Punjab drug manufacturers call for urgent measures to curb corruption in CDSCO
In a letter outlining the issues faced by the industry, the manufacturers highlight that the reputation and future of the pharma industry in India is at stake unless urgent systemic measures are introduced and implemented effectively
A total of 26 drug manufacturers from Punjab have jointly raised concerns over corruption by CDSCO officials and the pitfalls through a letter uploaded on the Portal for Public Grievances (PG Portal). Though the letter lauds the arrest of a CDSCO inspector by the CBI in Amritsar on 12.8.2019 and a Deputy Drugs Controller – India (DDC-I) in Delhi on 16.8.2019, they also inform that certain loopholes in regulations/policies or processes enable regulatory officials to misuse the power vested in them.
Citing the reasons why these malpractices continue to exist and thrive, they inform that the Drugs Act 1940 arms the inspector with discretionary powers (danda) to extort money. State inspectors are undeterred by the fact that the manufacturer approaches the state secretary/minister for redress whereas the union secretary/minister are beyond his reach. So, corruption by CDSCO/DCGI remains unchecked.
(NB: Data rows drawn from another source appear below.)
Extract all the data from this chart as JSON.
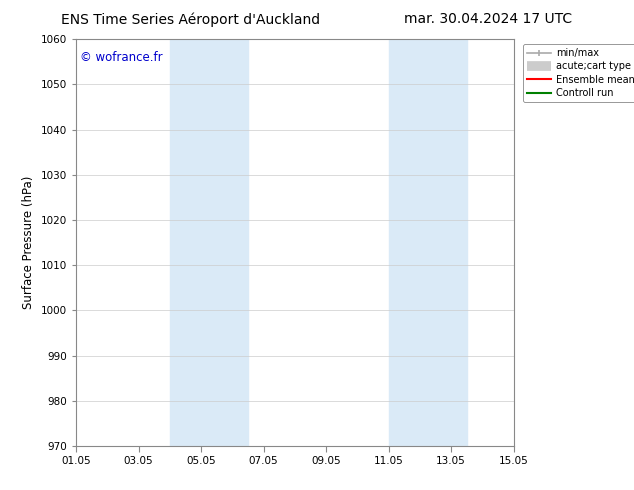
{
  "title_left": "ENS Time Series Aéroport d'Auckland",
  "title_right": "mar. 30.04.2024 17 UTC",
  "ylabel": "Surface Pressure (hPa)",
  "ylim": [
    970,
    1060
  ],
  "yticks": [
    970,
    980,
    990,
    1000,
    1010,
    1020,
    1030,
    1040,
    1050,
    1060
  ],
  "xticks_labels": [
    "01.05",
    "03.05",
    "05.05",
    "07.05",
    "09.05",
    "11.05",
    "13.05",
    "15.05"
  ],
  "xtick_positions": [
    0,
    2,
    4,
    6,
    8,
    10,
    12,
    14
  ],
  "watermark": "© wofrance.fr",
  "watermark_color": "#0000cc",
  "bg_color": "#ffffff",
  "plot_bg_color": "#ffffff",
  "shaded_bands": [
    {
      "x_start": 3,
      "x_end": 5.5,
      "color": "#daeaf7"
    },
    {
      "x_start": 10,
      "x_end": 12.5,
      "color": "#daeaf7"
    }
  ],
  "legend_items": [
    {
      "label": "min/max",
      "color": "#aaaaaa",
      "lw": 1.5
    },
    {
      "label": "acute;cart type",
      "color": "#cccccc",
      "lw": 6
    },
    {
      "label": "Ensemble mean run",
      "color": "#ff0000",
      "lw": 1.5
    },
    {
      "label": "Controll run",
      "color": "#008000",
      "lw": 1.5
    }
  ],
  "grid_color": "#cccccc",
  "tick_fontsize": 7.5,
  "label_fontsize": 8.5,
  "title_fontsize": 10
}
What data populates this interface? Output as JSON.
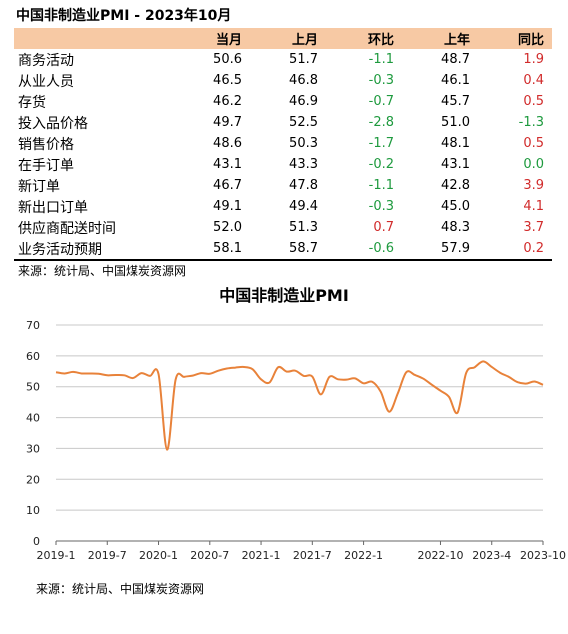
{
  "table": {
    "title": "中国非制造业PMI - 2023年10月",
    "headers": [
      "",
      "当月",
      "上月",
      "环比",
      "上年",
      "同比"
    ],
    "rows": [
      {
        "name": "商务活动",
        "cur": "50.6",
        "prev": "51.7",
        "mom": "-1.1",
        "ly": "48.7",
        "yoy": "1.9"
      },
      {
        "name": "从业人员",
        "cur": "46.5",
        "prev": "46.8",
        "mom": "-0.3",
        "ly": "46.1",
        "yoy": "0.4"
      },
      {
        "name": "存货",
        "cur": "46.2",
        "prev": "46.9",
        "mom": "-0.7",
        "ly": "45.7",
        "yoy": "0.5"
      },
      {
        "name": "投入品价格",
        "cur": "49.7",
        "prev": "52.5",
        "mom": "-2.8",
        "ly": "51.0",
        "yoy": "-1.3"
      },
      {
        "name": "销售价格",
        "cur": "48.6",
        "prev": "50.3",
        "mom": "-1.7",
        "ly": "48.1",
        "yoy": "0.5"
      },
      {
        "name": "在手订单",
        "cur": "43.1",
        "prev": "43.3",
        "mom": "-0.2",
        "ly": "43.1",
        "yoy": "0.0"
      },
      {
        "name": "新订单",
        "cur": "46.7",
        "prev": "47.8",
        "mom": "-1.1",
        "ly": "42.8",
        "yoy": "3.9"
      },
      {
        "name": "新出口订单",
        "cur": "49.1",
        "prev": "49.4",
        "mom": "-0.3",
        "ly": "45.0",
        "yoy": "4.1"
      },
      {
        "name": "供应商配送时间",
        "cur": "52.0",
        "prev": "51.3",
        "mom": "0.7",
        "ly": "48.3",
        "yoy": "3.7"
      },
      {
        "name": "业务活动预期",
        "cur": "58.1",
        "prev": "58.7",
        "mom": "-0.6",
        "ly": "57.9",
        "yoy": "0.2"
      }
    ],
    "source": "来源：统计局、中国煤炭资源网",
    "colors": {
      "header_bg": "#f7c9a4",
      "positive": "#d12b2b",
      "negative": "#1e9a3e"
    }
  },
  "chart_data": {
    "type": "line",
    "title": "中国非制造业PMI",
    "source": "来源：统计局、中国煤炭资源网",
    "xlabel": "",
    "ylabel": "",
    "ylim": [
      0,
      70
    ],
    "yticks": [
      0,
      10,
      20,
      30,
      40,
      50,
      60,
      70
    ],
    "xticks": [
      "2019-1",
      "2019-7",
      "2020-1",
      "2020-7",
      "2021-1",
      "2021-7",
      "2022-1",
      "2022-10",
      "2023-4",
      "2023-10"
    ],
    "xtick_months": [
      0,
      6,
      12,
      18,
      24,
      30,
      36,
      45,
      51,
      57
    ],
    "grid": "horizontal",
    "line_color": "#e8823a",
    "x": [
      "2019-01",
      "2019-02",
      "2019-03",
      "2019-04",
      "2019-05",
      "2019-06",
      "2019-07",
      "2019-08",
      "2019-09",
      "2019-10",
      "2019-11",
      "2019-12",
      "2020-01",
      "2020-02",
      "2020-03",
      "2020-04",
      "2020-05",
      "2020-06",
      "2020-07",
      "2020-08",
      "2020-09",
      "2020-10",
      "2020-11",
      "2020-12",
      "2021-01",
      "2021-02",
      "2021-03",
      "2021-04",
      "2021-05",
      "2021-06",
      "2021-07",
      "2021-08",
      "2021-09",
      "2021-10",
      "2021-11",
      "2021-12",
      "2022-01",
      "2022-02",
      "2022-03",
      "2022-04",
      "2022-05",
      "2022-06",
      "2022-07",
      "2022-08",
      "2022-09",
      "2022-10",
      "2022-11",
      "2022-12",
      "2023-01",
      "2023-02",
      "2023-03",
      "2023-04",
      "2023-05",
      "2023-06",
      "2023-07",
      "2023-08",
      "2023-09",
      "2023-10"
    ],
    "values": [
      54.7,
      54.3,
      54.8,
      54.3,
      54.3,
      54.2,
      53.7,
      53.8,
      53.7,
      52.8,
      54.4,
      53.5,
      54.1,
      29.6,
      52.3,
      53.2,
      53.6,
      54.4,
      54.2,
      55.2,
      55.9,
      56.2,
      56.4,
      55.7,
      52.4,
      51.4,
      56.3,
      54.9,
      55.2,
      53.5,
      53.3,
      47.5,
      53.2,
      52.4,
      52.3,
      52.7,
      51.1,
      51.6,
      48.4,
      41.9,
      47.8,
      54.7,
      53.8,
      52.6,
      50.6,
      48.7,
      46.7,
      41.6,
      54.4,
      56.3,
      58.2,
      56.4,
      54.5,
      53.2,
      51.5,
      51.0,
      51.7,
      50.6
    ]
  }
}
Oblivious of the facts, the central government brought several unconstitutional and illegal notifications like 1337 E at the behest of some CDSCO/DCGI officials to provide a danda to inspectors for extortion. Incidentally, the author of the said notification was none other than the DDC-I nabbed by CBI in Delhi.
Nabbing of CDSCO officials has not made much impact on other officials because manufacturers opposing CDSCO are victimised at ports at the time of import or export of consignments.
CDSCO inspectors claim that they have paid huge sums to get jobs which they have to recover.
Corruption by CDSCO/DCGI is nothing new. The 59th Report of Standing Committee on Health and FW on functioning of CDSCO exposed it conclusively in 2012, but no action was taken.
Highlighting how the reputation and future of the pharma industry in India is at stake, the letter states that the “only choice for a manufacturer has been to either pay bribe to CDSCO/DCGI or close down his business. Either way it is an insult to entrepreneurship which is the backbone of an economy.” The letter also cautions that unless systemic changes are enforced, corruption will continue under the prevalent conditions and such conditions are unaffordable to the economy. For instance, it suggests, “All notifications like 1337 E and 923 E, which empower CDSCO/DCGI illegally and unconstitutionally by wresting powers of the states in violation of Article 73/256 of the Constitution and Rule 18 of Drugs Act, may kindly be denotified.”
In very strong words, the manufacturers, through the letter, also recommend, “Every visit by inspector should be solely for the purpose of guidance to improve conditions and produce better-quality drugs instead of wielding a danda to extort money. In other words, the role of inspectors should be that of a facilitator and guide as in the west and not of an extortionist.”